Là-dedans j’suis restée genre 20 jours, puis après je suis retournée à l’auberge, voir un peu comment ça avait évolué ce que j’avais planté, puis voilà c’était chouette. Et puis j’ai pu faire ma récolte de miel aussi. En fait c’était intéressant parce que j’suis devenue végétarienne à 14 ans, j’ai fait chier mes parents et ils étaient en mode « Loélia, pourquoi tu nous fais ça ? », et j’ai commencé à cuisiner pour moi-même. 14 ans c’était bon, j’avais assez d’autonomie alimentaire et j’étais pas très loin de mon collège. Après je suis devenue végétalienne quand j’ai eu 17 ans à peu près. Mais le truc c’est que tu sais normalement tu manges pas de miel, pas d’œufs… mais j’aime pas trop juger comme ça, donc je préférais apprendre l’apiculture, comment ça fonctionnait, même si j’en mangeais pas mais du coup pour avoir conscience de ce que ça représentait, pareil pour les œufs genre travailler avec des poules et comprendre dans quelles conditions elles sont élevées. Parce que y’a végétarien, locavore, freegane… fin y’a plein de régimes différents.

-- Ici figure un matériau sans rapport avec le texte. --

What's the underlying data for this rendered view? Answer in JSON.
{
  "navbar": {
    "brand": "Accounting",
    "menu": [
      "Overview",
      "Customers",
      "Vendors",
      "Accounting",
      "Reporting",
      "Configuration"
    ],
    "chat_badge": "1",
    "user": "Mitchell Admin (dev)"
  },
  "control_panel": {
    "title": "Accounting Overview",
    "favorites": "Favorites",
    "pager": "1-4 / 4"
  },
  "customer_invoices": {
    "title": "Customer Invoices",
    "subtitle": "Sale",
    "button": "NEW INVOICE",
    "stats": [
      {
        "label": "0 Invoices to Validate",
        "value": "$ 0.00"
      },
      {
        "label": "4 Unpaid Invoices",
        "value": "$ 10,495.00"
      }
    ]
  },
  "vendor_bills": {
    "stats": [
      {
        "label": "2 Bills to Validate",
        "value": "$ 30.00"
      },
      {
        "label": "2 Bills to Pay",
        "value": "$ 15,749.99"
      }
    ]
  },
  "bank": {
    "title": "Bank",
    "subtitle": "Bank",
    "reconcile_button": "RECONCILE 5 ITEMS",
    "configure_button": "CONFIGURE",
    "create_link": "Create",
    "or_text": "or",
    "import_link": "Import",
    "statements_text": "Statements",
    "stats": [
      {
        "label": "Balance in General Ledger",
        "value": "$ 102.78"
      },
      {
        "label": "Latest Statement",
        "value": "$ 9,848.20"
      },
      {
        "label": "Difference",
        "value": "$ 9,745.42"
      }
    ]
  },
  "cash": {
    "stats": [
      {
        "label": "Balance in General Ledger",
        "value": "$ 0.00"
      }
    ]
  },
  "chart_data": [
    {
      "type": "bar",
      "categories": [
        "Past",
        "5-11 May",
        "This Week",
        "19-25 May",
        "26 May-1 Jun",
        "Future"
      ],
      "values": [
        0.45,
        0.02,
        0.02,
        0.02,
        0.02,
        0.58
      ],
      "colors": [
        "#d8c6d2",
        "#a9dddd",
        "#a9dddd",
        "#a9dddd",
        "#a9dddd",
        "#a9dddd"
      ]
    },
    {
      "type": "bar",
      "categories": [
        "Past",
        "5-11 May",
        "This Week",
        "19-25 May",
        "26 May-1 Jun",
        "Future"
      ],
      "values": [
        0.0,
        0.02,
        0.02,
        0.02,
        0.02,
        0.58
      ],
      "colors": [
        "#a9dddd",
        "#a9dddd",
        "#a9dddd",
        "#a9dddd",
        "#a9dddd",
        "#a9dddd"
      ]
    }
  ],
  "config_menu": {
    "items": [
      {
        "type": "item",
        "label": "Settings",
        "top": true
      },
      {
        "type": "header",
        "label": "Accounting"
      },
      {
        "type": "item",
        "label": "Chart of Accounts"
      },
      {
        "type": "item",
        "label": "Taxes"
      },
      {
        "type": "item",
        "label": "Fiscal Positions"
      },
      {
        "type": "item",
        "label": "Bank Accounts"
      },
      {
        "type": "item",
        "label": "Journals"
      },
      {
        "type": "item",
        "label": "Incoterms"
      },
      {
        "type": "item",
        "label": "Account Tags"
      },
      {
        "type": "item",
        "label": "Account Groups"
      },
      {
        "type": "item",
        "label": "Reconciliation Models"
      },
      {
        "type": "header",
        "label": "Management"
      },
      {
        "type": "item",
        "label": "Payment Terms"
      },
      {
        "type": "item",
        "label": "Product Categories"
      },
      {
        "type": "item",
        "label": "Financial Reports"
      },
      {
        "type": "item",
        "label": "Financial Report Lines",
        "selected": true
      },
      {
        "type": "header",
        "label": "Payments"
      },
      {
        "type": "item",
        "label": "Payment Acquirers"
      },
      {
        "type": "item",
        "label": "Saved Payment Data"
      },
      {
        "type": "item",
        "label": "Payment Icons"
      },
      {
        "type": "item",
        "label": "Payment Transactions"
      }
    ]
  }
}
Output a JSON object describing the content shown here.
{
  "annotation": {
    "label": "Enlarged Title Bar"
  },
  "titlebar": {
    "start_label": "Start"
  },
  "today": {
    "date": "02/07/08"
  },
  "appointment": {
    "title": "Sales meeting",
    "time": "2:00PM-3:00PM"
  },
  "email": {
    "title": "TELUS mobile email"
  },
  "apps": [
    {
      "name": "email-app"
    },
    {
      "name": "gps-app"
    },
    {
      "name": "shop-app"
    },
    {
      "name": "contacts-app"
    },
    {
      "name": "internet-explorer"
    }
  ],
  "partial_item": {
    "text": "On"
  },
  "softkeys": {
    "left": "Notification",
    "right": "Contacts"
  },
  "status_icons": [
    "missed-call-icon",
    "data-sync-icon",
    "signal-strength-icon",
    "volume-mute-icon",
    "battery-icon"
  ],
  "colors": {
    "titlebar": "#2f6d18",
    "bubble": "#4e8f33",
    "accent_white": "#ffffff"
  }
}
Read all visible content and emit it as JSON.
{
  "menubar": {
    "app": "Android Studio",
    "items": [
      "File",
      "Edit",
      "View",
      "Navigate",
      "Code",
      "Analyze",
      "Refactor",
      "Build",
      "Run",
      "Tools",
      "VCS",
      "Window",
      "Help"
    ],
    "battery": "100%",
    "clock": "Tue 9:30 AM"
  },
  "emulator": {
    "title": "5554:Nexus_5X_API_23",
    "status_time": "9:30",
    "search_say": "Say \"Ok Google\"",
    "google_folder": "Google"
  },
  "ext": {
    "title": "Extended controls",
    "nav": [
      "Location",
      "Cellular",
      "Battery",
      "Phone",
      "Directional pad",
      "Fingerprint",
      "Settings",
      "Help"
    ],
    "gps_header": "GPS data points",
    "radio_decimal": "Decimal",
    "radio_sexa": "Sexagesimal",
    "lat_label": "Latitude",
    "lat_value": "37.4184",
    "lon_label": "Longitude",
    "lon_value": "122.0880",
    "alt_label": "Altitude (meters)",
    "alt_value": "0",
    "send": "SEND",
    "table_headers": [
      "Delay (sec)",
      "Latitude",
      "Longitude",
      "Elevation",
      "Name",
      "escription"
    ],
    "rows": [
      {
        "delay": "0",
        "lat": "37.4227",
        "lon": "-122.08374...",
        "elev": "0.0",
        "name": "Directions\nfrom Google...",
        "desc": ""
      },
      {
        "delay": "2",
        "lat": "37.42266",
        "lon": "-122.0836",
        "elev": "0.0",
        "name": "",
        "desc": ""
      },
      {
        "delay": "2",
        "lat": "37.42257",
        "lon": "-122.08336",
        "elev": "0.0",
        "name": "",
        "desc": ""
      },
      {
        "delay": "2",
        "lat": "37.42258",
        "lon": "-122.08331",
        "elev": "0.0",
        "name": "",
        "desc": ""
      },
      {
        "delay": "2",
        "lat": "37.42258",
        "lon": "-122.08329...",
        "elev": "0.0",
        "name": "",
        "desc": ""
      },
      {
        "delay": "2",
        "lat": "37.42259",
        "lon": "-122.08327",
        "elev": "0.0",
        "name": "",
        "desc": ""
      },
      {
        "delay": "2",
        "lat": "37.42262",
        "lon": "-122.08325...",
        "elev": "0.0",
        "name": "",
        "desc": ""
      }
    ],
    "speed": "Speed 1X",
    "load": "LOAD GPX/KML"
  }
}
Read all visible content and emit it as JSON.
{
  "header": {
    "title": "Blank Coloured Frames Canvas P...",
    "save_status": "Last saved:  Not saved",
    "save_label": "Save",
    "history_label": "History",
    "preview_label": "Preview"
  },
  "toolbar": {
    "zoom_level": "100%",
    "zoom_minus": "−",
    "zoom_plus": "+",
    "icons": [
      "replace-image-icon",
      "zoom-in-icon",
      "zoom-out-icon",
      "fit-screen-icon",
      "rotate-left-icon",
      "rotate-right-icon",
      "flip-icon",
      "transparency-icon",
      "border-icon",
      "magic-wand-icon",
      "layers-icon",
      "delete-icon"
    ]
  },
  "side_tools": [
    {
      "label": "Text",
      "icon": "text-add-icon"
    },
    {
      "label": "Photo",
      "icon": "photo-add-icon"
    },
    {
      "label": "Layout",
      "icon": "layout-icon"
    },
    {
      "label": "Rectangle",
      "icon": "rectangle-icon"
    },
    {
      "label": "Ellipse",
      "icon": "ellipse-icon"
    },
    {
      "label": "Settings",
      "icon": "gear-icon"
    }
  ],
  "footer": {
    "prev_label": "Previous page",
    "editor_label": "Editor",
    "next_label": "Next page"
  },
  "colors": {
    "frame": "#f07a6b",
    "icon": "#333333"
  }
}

Par exemple j’ai travaillé avec une compagnie de cirque équestre à Aurillac, parce que je voulais comprendre ce rapport. Y’a toujours ce petit truc « on n’aime pas les animaux de cirque », mais le cirque équestre les gens ils sont un peu entre les deux, parce que y’a des gens qui font de l’équitation, y’avait plein de gens qui vivaient ça différemment et du coup comprendre un peu tout ça avant d’me dire « mmh, j’suis contre ». J’préfère être en infiltrée, apprendre et après me positionner. Surtout que y’a pas de vrai ou faux juste des situations et on peut s’adapter en fonction de ça.

Après je suis revenue, j’ai commencé un service civique à Polonia, une espèce de galerie d’art où ils voulaient créer un espace de jardin, je leur ai proposé un projet en permaculture, sauf que j’aimais pas trop c’t’endroit du coup j’suis partie. Donc j’ai fait moins de 6 mois pour pouvoir refaire un service civique si j’en ai besoin. Et maintenant je fais plein de petits trucs par-ci par-là dans le monde associatif, et là je repars bientôt pour 1 ou 2 ans. Je retourne aux Etats-Unis, mais cette fois-ci je fais toute la côte Est, et après l’Amérique Latine. Je pars toute seule et je retrouve une amie au Guatemala. ’est un projet autour de la culture de l’agriculture. Y’a toute une partie humanitaire aussi, là je me mets en lien avec le planning familial pour faire de l’éducation à la sécurité, distribution de préservatifs et de coupes menstruelles, travailler autour de la culture du viol aussi… Après aussi travailler pour faire circuler des graines, parce qu’il y a différentes variétés, et aussi faire circuler des techniques. Si ça se trouve au Costa Rica ils ont des techniques spéciales, et hop-là sur le chemin on va les transmettre jusqu’au Chili tu vois, et après les retransmettre aux Français.